Мы не знаем, какие мысли занимали в эти дни героя нашего повествования, но пройдет несколько лет, и настроение, владевшее доктором Булгаковым, всплывет и найдет отражение в его прозе, преломившись в герое «Белой гвардии» докторе Турбине: «Старший Турбин, бритый, светловолосый, постаревший и мрачный с 25 октября 1917 года…» Тогдашние знакомые Булгакова относились к происходившему по-разному. Об О. П. Герасимове, например, Кареев вспоминает, что «после октябрьского переворота он остался жить у себя в деревне и, уезжая оттуда по делам в Москву в начале декабря, убеждал свою жену и гостившую у них мою дочь, что „ничего не будет“. Потом, однако, все-таки было, и О. П. уже не возвратился в свое поместье и умер в одной из московских тюремных больниц…»; сам Кареев, живя в тех местах летом 1917 и 1918 годов, «не отказывался от чтения лекций, ездя для этого в находящееся в четырех верстах от Амосова село Воскресенское, где был просторный народный дом, выстроенный по инициативе моего брата». Читал он и лекции в зайцевской школе – для крестьян.
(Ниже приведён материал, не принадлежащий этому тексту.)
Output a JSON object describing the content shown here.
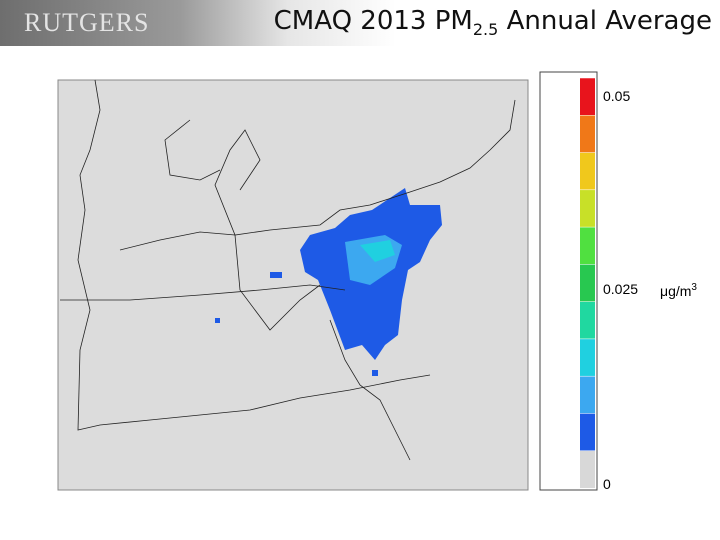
{
  "header": {
    "logo": "RUTGERS",
    "title": "CMAQ 2013 PM",
    "title_sub": "2.5",
    "title_end": " Annual Average"
  },
  "colorbar": {
    "max_label": "0.05",
    "mid_label": "0.025",
    "min_label": "0",
    "unit": "μg/m",
    "unit_sup": "3",
    "colors": [
      "#e8141c",
      "#f07818",
      "#f0c81c",
      "#c8e028",
      "#50e040",
      "#28c850",
      "#20d8a0",
      "#20d0e0",
      "#3ca8f0",
      "#1e5ae6",
      "#d8d8d8"
    ]
  }
}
Многие ощущали, что дело идет к гражданской войне. Уцелевшие документы жизни Булгакова зимы 1917/18 года свидетельствуют о том, что он прежде всего поставил себе целью освободиться от военной службы – чтобы покинуть Вязьму и, по-видимому, вернуться в Киев. Возможно, он думал и о том, чтобы не подпасть под грядущие непредвиденные мобилизации. С этой целью он едет в начале декабря из Вязьмы в Москву. Выскажем в связи с этой поездкой одно предположение.
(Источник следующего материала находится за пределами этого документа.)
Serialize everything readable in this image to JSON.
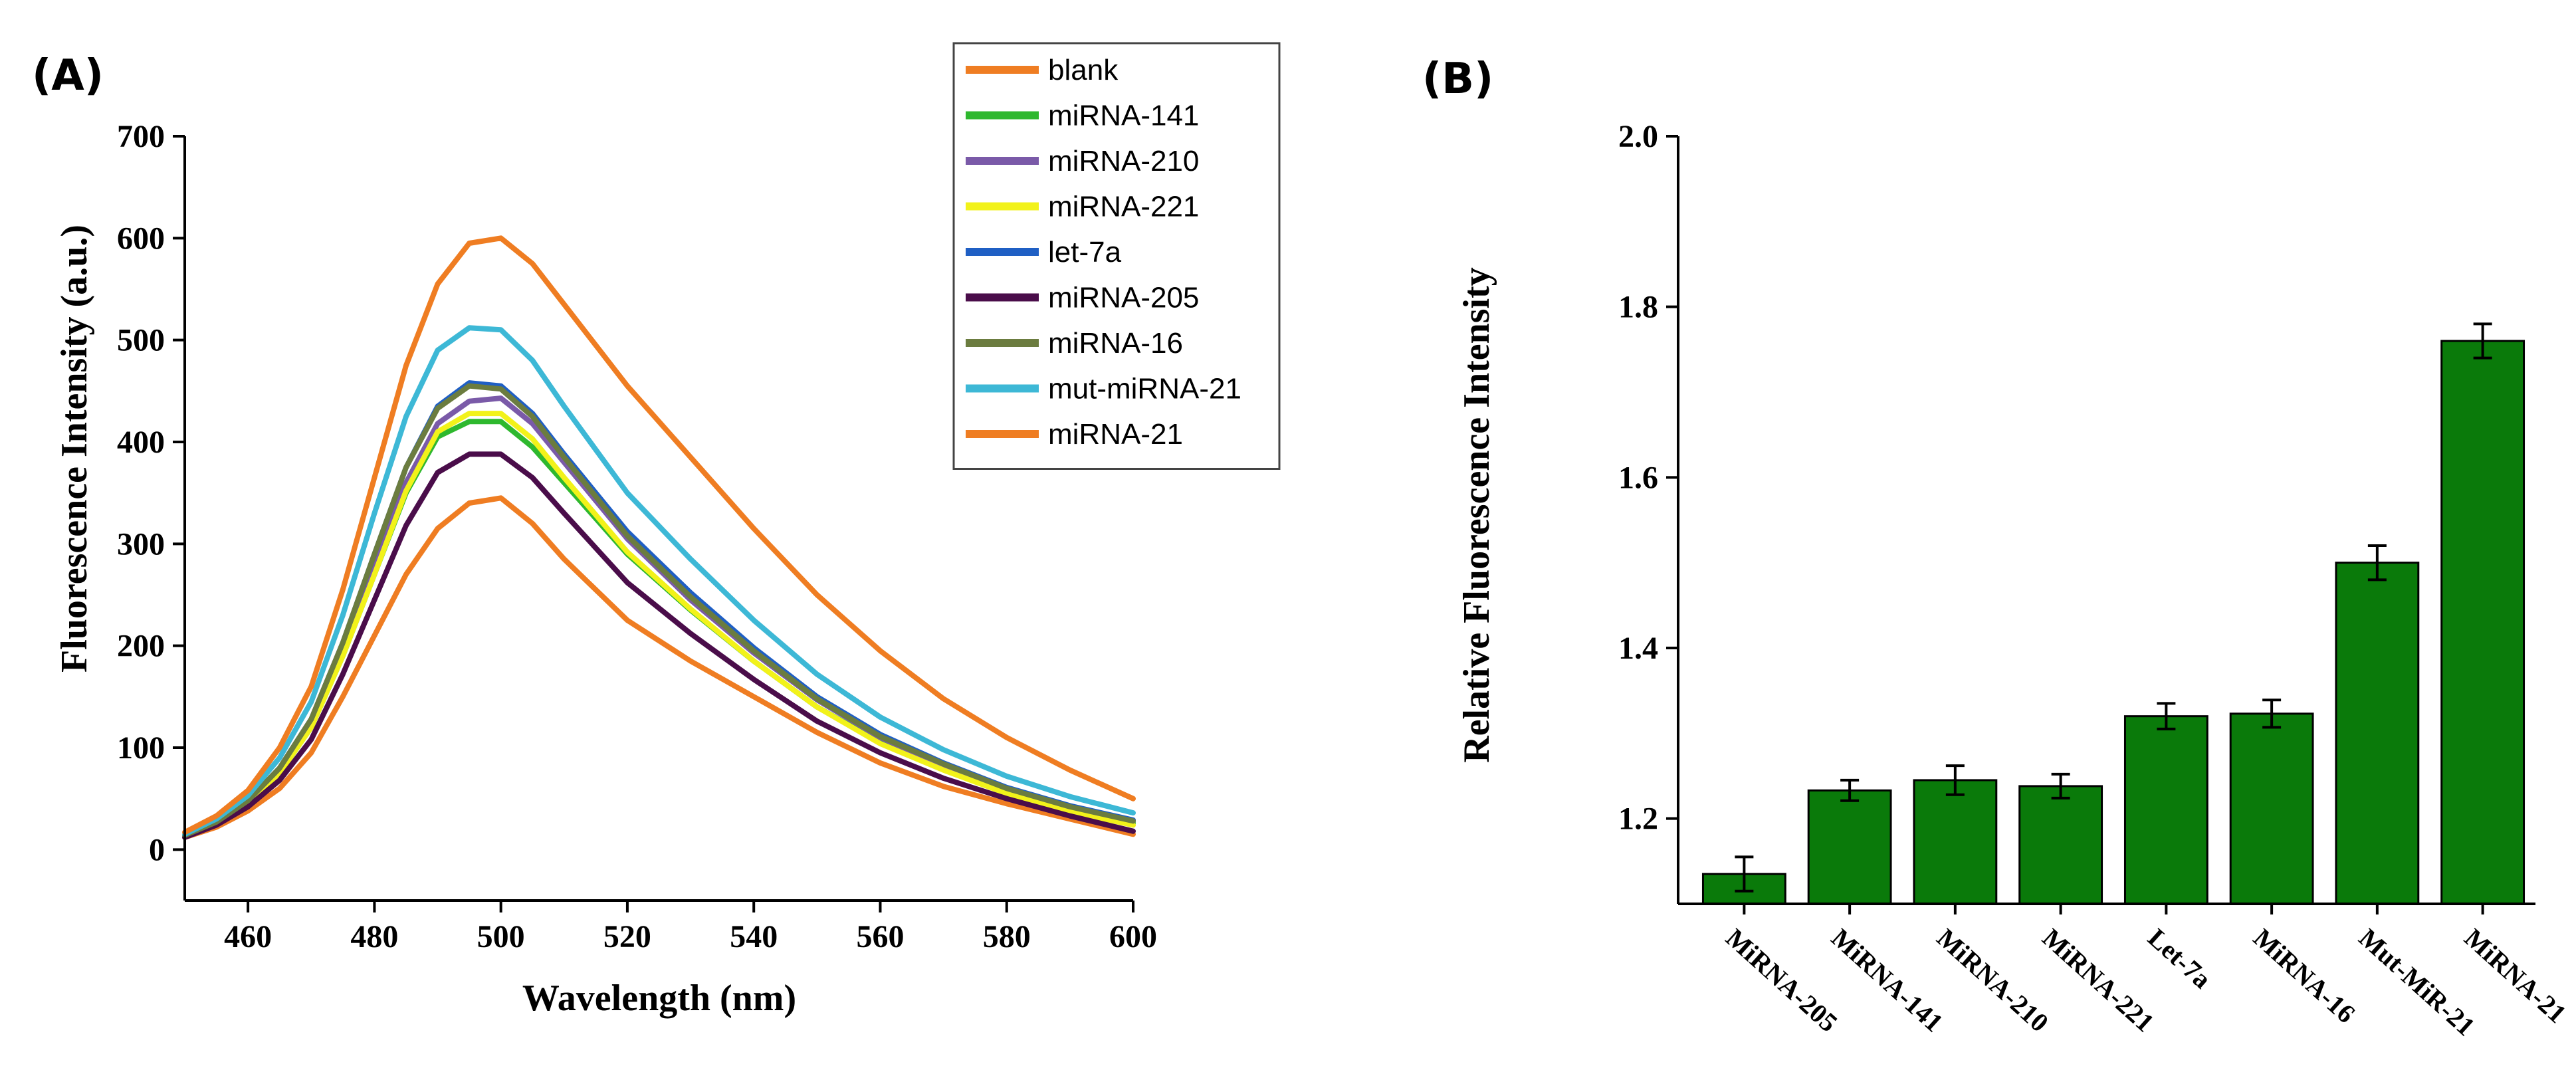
{
  "panels": {
    "a": {
      "label": "(A)"
    },
    "b": {
      "label": "(B)"
    }
  },
  "chart_data": [
    {
      "type": "line",
      "title": "",
      "xlabel": "Wavelength (nm)",
      "ylabel": "Fluorescence Intensity (a.u.)",
      "xlim": [
        450,
        600
      ],
      "ylim": [
        -50,
        700
      ],
      "xticks": [
        "460",
        "480",
        "500",
        "520",
        "540",
        "560",
        "580",
        "600"
      ],
      "yticks": [
        "0",
        "100",
        "200",
        "300",
        "400",
        "500",
        "600",
        "700"
      ],
      "xtick_values": [
        460,
        480,
        500,
        520,
        540,
        560,
        580,
        600
      ],
      "ytick_values": [
        0,
        100,
        200,
        300,
        400,
        500,
        600,
        700
      ],
      "legend_position": "top-right",
      "x": [
        450,
        455,
        460,
        465,
        470,
        475,
        480,
        485,
        490,
        495,
        500,
        505,
        510,
        520,
        530,
        540,
        550,
        560,
        570,
        580,
        590,
        600
      ],
      "series": [
        {
          "name": "blank",
          "color": "#ef7d22",
          "values": [
            12,
            22,
            38,
            60,
            95,
            150,
            210,
            270,
            315,
            340,
            345,
            320,
            285,
            225,
            185,
            150,
            115,
            85,
            62,
            45,
            30,
            15
          ]
        },
        {
          "name": "miRNA-141",
          "color": "#2eb82e",
          "values": [
            13,
            26,
            45,
            75,
            120,
            190,
            270,
            350,
            405,
            420,
            420,
            395,
            360,
            290,
            235,
            185,
            140,
            105,
            80,
            57,
            40,
            26
          ]
        },
        {
          "name": "miRNA-210",
          "color": "#7a5aa8",
          "values": [
            13,
            26,
            46,
            77,
            123,
            195,
            278,
            360,
            418,
            440,
            443,
            418,
            380,
            305,
            245,
            193,
            147,
            110,
            83,
            60,
            42,
            28
          ]
        },
        {
          "name": "miRNA-221",
          "color": "#f2f21a",
          "values": [
            13,
            26,
            45,
            75,
            120,
            190,
            270,
            352,
            410,
            428,
            428,
            403,
            365,
            292,
            236,
            185,
            140,
            104,
            78,
            55,
            37,
            24
          ]
        },
        {
          "name": "let-7a",
          "color": "#1f5fc4",
          "values": [
            14,
            27,
            48,
            80,
            128,
            203,
            290,
            375,
            435,
            458,
            455,
            428,
            388,
            312,
            252,
            198,
            150,
            113,
            85,
            61,
            43,
            29
          ]
        },
        {
          "name": "miRNA-205",
          "color": "#4a0d4a",
          "values": [
            12,
            24,
            42,
            68,
            108,
            172,
            245,
            318,
            370,
            388,
            388,
            365,
            330,
            262,
            212,
            167,
            126,
            95,
            70,
            50,
            33,
            18
          ]
        },
        {
          "name": "miRNA-16",
          "color": "#6b7c3f",
          "values": [
            14,
            27,
            48,
            80,
            128,
            203,
            290,
            375,
            433,
            455,
            452,
            425,
            385,
            308,
            248,
            195,
            148,
            111,
            84,
            60,
            42,
            28
          ]
        },
        {
          "name": "mut-miRNA-21",
          "color": "#3db8d6",
          "values": [
            15,
            30,
            53,
            90,
            145,
            230,
            330,
            425,
            490,
            512,
            510,
            480,
            435,
            350,
            285,
            225,
            172,
            130,
            98,
            72,
            52,
            36
          ]
        },
        {
          "name": "miRNA-21",
          "color": "#ef7d22",
          "values": [
            17,
            33,
            58,
            100,
            160,
            255,
            365,
            475,
            555,
            595,
            600,
            575,
            535,
            455,
            385,
            315,
            250,
            195,
            148,
            110,
            78,
            50
          ]
        }
      ]
    },
    {
      "type": "bar",
      "title": "",
      "xlabel": "",
      "ylabel": "Relative Fluorescence Intensity",
      "ylim": [
        1.1,
        2.0
      ],
      "yticks": [
        "1.2",
        "1.4",
        "1.6",
        "1.8",
        "2.0"
      ],
      "ytick_values": [
        1.2,
        1.4,
        1.6,
        1.8,
        2.0
      ],
      "bar_color": "#0a7a0a",
      "categories": [
        "MiRNA-205",
        "MiRNA-141",
        "MiRNA-210",
        "MiRNA-221",
        "Let-7a",
        "MiRNA-16",
        "Mut-MiR-21",
        "MiRNA-21"
      ],
      "values": [
        1.135,
        1.233,
        1.245,
        1.238,
        1.32,
        1.323,
        1.5,
        1.76
      ],
      "errors": [
        0.02,
        0.012,
        0.017,
        0.014,
        0.015,
        0.016,
        0.02,
        0.02
      ]
    }
  ]
}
По-видимому, еще в Вязьме он писал сочинение под названием «Недуг». В 1978 году Татьяна Николаевна, рассказывая нам о тяжелых проявлениях болезни, пик которой пришелся на 1918 год, сказала: «„Недуг“ – это, по-моему, про морфий…» В 1973 году, до бесед с нею на эту тему, мы высказывали в печати предположение, что название «Недуг» ближе всего подводит, кажется, к рассказу «Красная корона» (1922), подзаголовок которого – «Historia morbi» (история болезни). Таким образом, то, что мы знаем сегодня как большой рассказ «Морфий», начато было даже не по следам пережитого, а в процессе тяжело переживаемой болезни. Вряд ли верно поэтому утверждение, минующее уже давно известный исследователям факт несомненной автобиографической подоплеки рассказа: «Дело в том, что Булгакова никогда не интересовала патология сама по себе»[59], – в этом случае как раз интересовала и была проанализирована с медицинской тщательностью. В рассказе «Морфий» доктор Поляков, страдающий морфинизмом, осенью 1917 года в Москве добровольно ложится в психиатрическую лечебницу, чтобы пройти курс лечения. Октябрьские бои он воспринимает сквозь дымку болезни: «14 ноября 1917 г. Итак, после побега из Москвы из лечебницы доктора… (фамилия тщательно зачеркнута) я вновь дома. Дождь сеет пеленой и скрывает от меня мир. И пусть скроет его от меня. Он не нужен мне, как и я никому не нужен в мире. Стрельбу и переворот я пережил еще в лечебнице. Но мысль бросить это лечение воровски созрела у меня еще до боя на улицах Москвы. Спасибо морфию за то, что он сделал меня храбрым. Никакая стрельба мне не страшна. Да и что вообще может испугать человека, который думает только об одном – о чудных божественных кристаллах».